O defeito essencial que é apontado à presente Constituição é a concentração e centralização excessiva de poderes. Não há concorrência no exercício do poder, nem ao nível do poder central entre os vários órgãos, nem ao nível das relações entre o centro e a periferia. Num resumo simplista, tudo se decide no Palácio Presidencial de Luanda. Alguns alegam que tal se deve às tradições africanas de chefia unívoca. Na realidade, esta foi uma invenção colonial portuguesa, que, criando a ideia de que o chefe da aldeia mandava em tudo, percebeu que lhe bastava comandar o dito chefe, para com pouca gente controlar amplos territórios, assim criando uma hierarquia sem disputa que lhe permitiu exercer o poder facilmente. Esta estrutura colonial portuguesa ficou enraizada na tradição legal angolana pós-independência, mas não corresponde a nenhuma tradição única africana, como se entende lendo os estudos de Patrício Batsikama sobre as práticas democráticas e consensuais, com poderes concêntricos, no antigo reino do Congo.

Há assim que voltar a uma perspectiva de deliberação conjunta, em que o chefe decide com o concurso de várias pessoas e os territórios são vistos de forma descentralizada, embora unida.

É fundamental criar uma nova Constituição em que a deliberação política se torne um processo dinâmico e multifacetado, em que a interacção entre o indivíduo e a comunidade desempenhe um papel central. Este modelo de governação deve reflectir uma rica tapeçaria de tradições culturais, valores comunitários e estruturas de poder que convirjam para alcançar objectivos comuns. No cerne deste processo está a ideia de integração. O indivíduo não é apenas um agente isolado, mas um participante activo num diálogo contínuo com a comunidade.

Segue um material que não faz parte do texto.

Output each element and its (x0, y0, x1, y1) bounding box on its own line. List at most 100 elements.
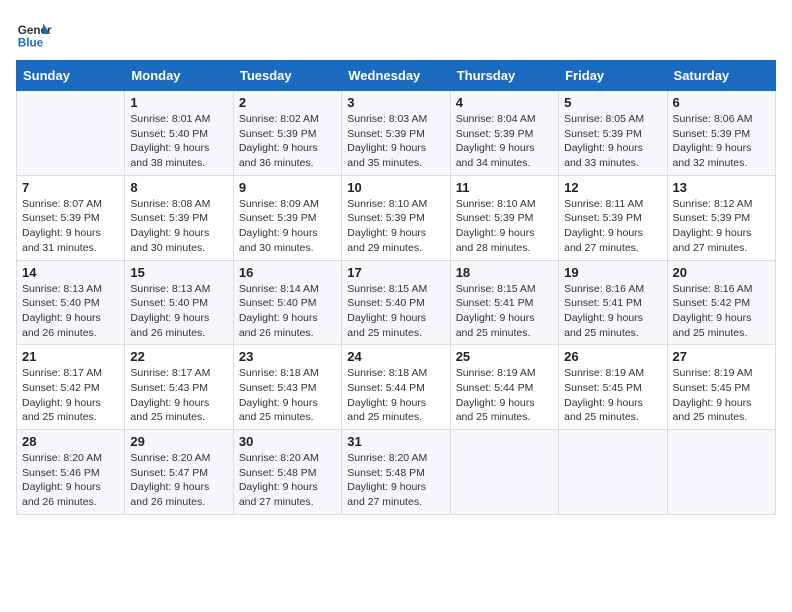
calendar-cell: 24 Sunrise: 8:18 AMSunset: 5:44 PMDayligh… (342, 345, 450, 430)
day-info: Sunrise: 8:02 AMSunset: 5:39 PMDaylight:… (239, 112, 336, 171)
day-number: 17 (347, 265, 444, 280)
day-info: Sunrise: 8:20 AMSunset: 5:48 PMDaylight:… (347, 451, 444, 510)
calendar-cell (667, 430, 775, 515)
day-info: Sunrise: 8:06 AMSunset: 5:39 PMDaylight:… (673, 112, 770, 171)
calendar-cell: 7Sunrise: 8:07 AMSunset: 5:39 PMDaylight… (17, 175, 125, 260)
day-info: Sunrise: 8:11 AMSunset: 5:39 PMDaylight:… (564, 197, 661, 256)
calendar-cell: 1 Sunrise: 8:01 AMSunset: 5:40 PMDaylight… (125, 91, 233, 176)
calendar-week-row: 14 Sunrise: 8:13 AMSunset: 5:40 PMDayligh… (17, 260, 776, 345)
day-number: 30 (239, 434, 336, 449)
calendar-cell: 31Sunrise: 8:20 AMSunset: 5:48 PMDayligh… (342, 430, 450, 515)
day-number: 6 (673, 95, 770, 110)
calendar-cell (450, 430, 558, 515)
day-info: Sunrise: 8:18 AMSunset: 5:44 PMDaylight:… (347, 366, 444, 425)
calendar-cell: 3 Sunrise: 8:03 AMSunset: 5:39 PMDaylight… (342, 91, 450, 176)
day-info: Sunrise: 8:13 AMSunset: 5:40 PMDaylight:… (22, 282, 119, 341)
day-info: Sunrise: 8:10 AMSunset: 5:39 PMDaylight:… (456, 197, 553, 256)
calendar-cell: 6 Sunrise: 8:06 AMSunset: 5:39 PMDaylight… (667, 91, 775, 176)
day-number: 23 (239, 349, 336, 364)
calendar-cell: 8 Sunrise: 8:08 AMSunset: 5:39 PMDaylight… (125, 175, 233, 260)
day-info: Sunrise: 8:16 AMSunset: 5:42 PMDaylight:… (673, 282, 770, 341)
day-info: Sunrise: 8:08 AMSunset: 5:39 PMDaylight:… (130, 197, 227, 256)
calendar-week-row: 28 Sunrise: 8:20 AMSunset: 5:46 PMDayligh… (17, 430, 776, 515)
logo: General Blue (16, 16, 52, 52)
calendar-table: SundayMondayTuesdayWednesdayThursdayFrid… (16, 60, 776, 515)
calendar-cell: 4 Sunrise: 8:04 AMSunset: 5:39 PMDaylight… (450, 91, 558, 176)
calendar-cell: 20 Sunrise: 8:16 AMSunset: 5:42 PMDayligh… (667, 260, 775, 345)
day-info: Sunrise: 8:20 AMSunset: 5:47 PMDaylight:… (130, 451, 227, 510)
calendar-cell: 17Sunrise: 8:15 AMSunset: 5:40 PMDayligh… (342, 260, 450, 345)
calendar-cell: 9 Sunrise: 8:09 AMSunset: 5:39 PMDaylight… (233, 175, 341, 260)
calendar-cell: 27 Sunrise: 8:19 AMSunset: 5:45 PMDayligh… (667, 345, 775, 430)
day-info: Sunrise: 8:13 AMSunset: 5:40 PMDaylight:… (130, 282, 227, 341)
day-number: 24 (347, 349, 444, 364)
day-info: Sunrise: 8:05 AMSunset: 5:39 PMDaylight:… (564, 112, 661, 171)
day-number: 19 (564, 265, 661, 280)
day-info: Sunrise: 8:19 AMSunset: 5:44 PMDaylight:… (456, 366, 553, 425)
day-number: 15 (130, 265, 227, 280)
day-number: 4 (456, 95, 553, 110)
day-number: 14 (22, 265, 119, 280)
day-number: 3 (347, 95, 444, 110)
day-number: 29 (130, 434, 227, 449)
calendar-header-row: SundayMondayTuesdayWednesdayThursdayFrid… (17, 61, 776, 91)
day-info: Sunrise: 8:09 AMSunset: 5:39 PMDaylight:… (239, 197, 336, 256)
weekday-header: Thursday (450, 61, 558, 91)
calendar-week-row: 7Sunrise: 8:07 AMSunset: 5:39 PMDaylight… (17, 175, 776, 260)
svg-text:Blue: Blue (18, 37, 44, 50)
day-number: 18 (456, 265, 553, 280)
day-number: 25 (456, 349, 553, 364)
calendar-cell: 13Sunrise: 8:12 AMSunset: 5:39 PMDayligh… (667, 175, 775, 260)
day-number: 7 (22, 180, 119, 195)
day-info: Sunrise: 8:14 AMSunset: 5:40 PMDaylight:… (239, 282, 336, 341)
day-info: Sunrise: 8:15 AMSunset: 5:41 PMDaylight:… (456, 282, 553, 341)
day-info: Sunrise: 8:19 AMSunset: 5:45 PMDaylight:… (564, 366, 661, 425)
day-info: Sunrise: 8:04 AMSunset: 5:39 PMDaylight:… (456, 112, 553, 171)
calendar-body: 1 Sunrise: 8:01 AMSunset: 5:40 PMDaylight… (17, 91, 776, 515)
weekday-header: Tuesday (233, 61, 341, 91)
day-number: 20 (673, 265, 770, 280)
calendar-cell: 19 Sunrise: 8:16 AMSunset: 5:41 PMDayligh… (559, 260, 667, 345)
day-number: 2 (239, 95, 336, 110)
calendar-cell: 5Sunrise: 8:05 AMSunset: 5:39 PMDaylight… (559, 91, 667, 176)
calendar-cell (559, 430, 667, 515)
logo-icon: General Blue (16, 16, 52, 52)
calendar-cell: 25 Sunrise: 8:19 AMSunset: 5:44 PMDayligh… (450, 345, 558, 430)
calendar-week-row: 1 Sunrise: 8:01 AMSunset: 5:40 PMDaylight… (17, 91, 776, 176)
calendar-cell: 16 Sunrise: 8:14 AMSunset: 5:40 PMDayligh… (233, 260, 341, 345)
day-info: Sunrise: 8:20 AMSunset: 5:48 PMDaylight:… (239, 451, 336, 510)
day-number: 8 (130, 180, 227, 195)
calendar-cell: 14 Sunrise: 8:13 AMSunset: 5:40 PMDayligh… (17, 260, 125, 345)
calendar-cell: 11 Sunrise: 8:10 AMSunset: 5:39 PMDayligh… (450, 175, 558, 260)
day-number: 21 (22, 349, 119, 364)
day-number: 22 (130, 349, 227, 364)
day-number: 11 (456, 180, 553, 195)
calendar-cell: 22 Sunrise: 8:17 AMSunset: 5:43 PMDayligh… (125, 345, 233, 430)
page-header: General Blue (16, 16, 776, 52)
day-number: 9 (239, 180, 336, 195)
calendar-cell: 28 Sunrise: 8:20 AMSunset: 5:46 PMDayligh… (17, 430, 125, 515)
day-info: Sunrise: 8:17 AMSunset: 5:43 PMDaylight:… (130, 366, 227, 425)
calendar-cell: 29 Sunrise: 8:20 AMSunset: 5:47 PMDayligh… (125, 430, 233, 515)
day-info: Sunrise: 8:01 AMSunset: 5:40 PMDaylight:… (130, 112, 227, 171)
day-info: Sunrise: 8:17 AMSunset: 5:42 PMDaylight:… (22, 366, 119, 425)
day-number: 28 (22, 434, 119, 449)
day-number: 26 (564, 349, 661, 364)
day-number: 27 (673, 349, 770, 364)
weekday-header: Sunday (17, 61, 125, 91)
calendar-cell: 30 Sunrise: 8:20 AMSunset: 5:48 PMDayligh… (233, 430, 341, 515)
day-info: Sunrise: 8:03 AMSunset: 5:39 PMDaylight:… (347, 112, 444, 171)
weekday-header: Friday (559, 61, 667, 91)
calendar-cell: 21 Sunrise: 8:17 AMSunset: 5:42 PMDayligh… (17, 345, 125, 430)
calendar-cell: 23 Sunrise: 8:18 AMSunset: 5:43 PMDayligh… (233, 345, 341, 430)
day-info: Sunrise: 8:20 AMSunset: 5:46 PMDaylight:… (22, 451, 119, 510)
day-info: Sunrise: 8:19 AMSunset: 5:45 PMDaylight:… (673, 366, 770, 425)
day-info: Sunrise: 8:18 AMSunset: 5:43 PMDaylight:… (239, 366, 336, 425)
day-info: Sunrise: 8:16 AMSunset: 5:41 PMDaylight:… (564, 282, 661, 341)
calendar-cell: 12 Sunrise: 8:11 AMSunset: 5:39 PMDayligh… (559, 175, 667, 260)
day-number: 1 (130, 95, 227, 110)
day-number: 16 (239, 265, 336, 280)
day-number: 12 (564, 180, 661, 195)
day-info: Sunrise: 8:10 AMSunset: 5:39 PMDaylight:… (347, 197, 444, 256)
day-info: Sunrise: 8:12 AMSunset: 5:39 PMDaylight:… (673, 197, 770, 256)
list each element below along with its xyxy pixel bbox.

Essa interacção promove um sentido de pertença e responsabilidade colectiva, em que as decisões são moldadas por uma pluralidade de vozes e perspectivas.

A Constituição deve tornar-se um espaço onde os diferentes poderes encontrem um equilíbrio delicado, colaborando para o bem-estar colectivo.

Serão estes os fundamentos de uma “Constituição da Reconciliação”.